Now, teaching with SHU in Dingle, that innocent exuberance crosses over into her teaching. Working with students, she says, “You can either use a carrot or a stick. You can berate them for what they don’t already know or you can invite them to look at something with you, share with them what’s exciting about it.” She plainly takes the latter approach, having learned the art of teaching from her father. “He just loves showing people things. Even now, he’s like a little kid.”
Indeed, there is an infectious glee both Flannerys seem to have running through their veins—a delight in curiosity, inherent as a birthright and cultivated through practice. “We’re messers,” she says, speaking of the Irish in general, but her unapologetic grin seems to recognize a personally specific reference as well.
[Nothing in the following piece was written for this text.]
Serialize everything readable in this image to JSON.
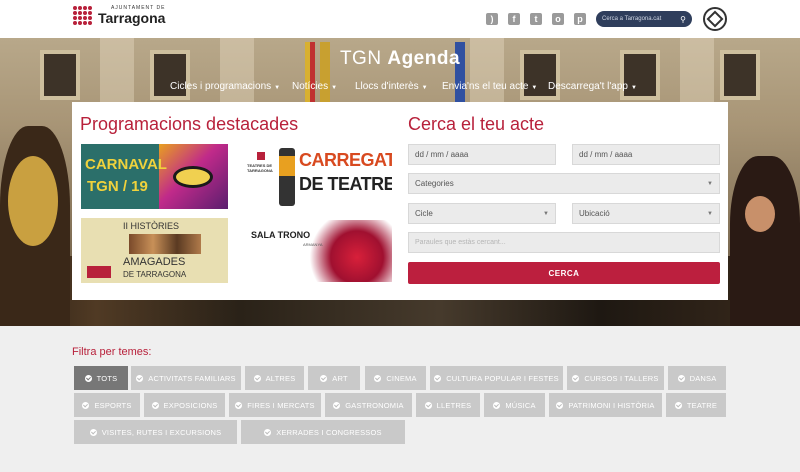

The result, whether by nature or nurture, is that Grace Flannery is a brilliant conundrum of a woman, a paradox born of logical conclusions, making her as engaging as she is (one last time now) quintessentially Irish: the disciplined scientist with a love of whimsy; the lifelong student as inspiring teacher; the wanderer so deeply rooted to home.
Photo caption: Grace Flannery, Ph.D., professor of biology and coastal marine science at SHU in Dingle.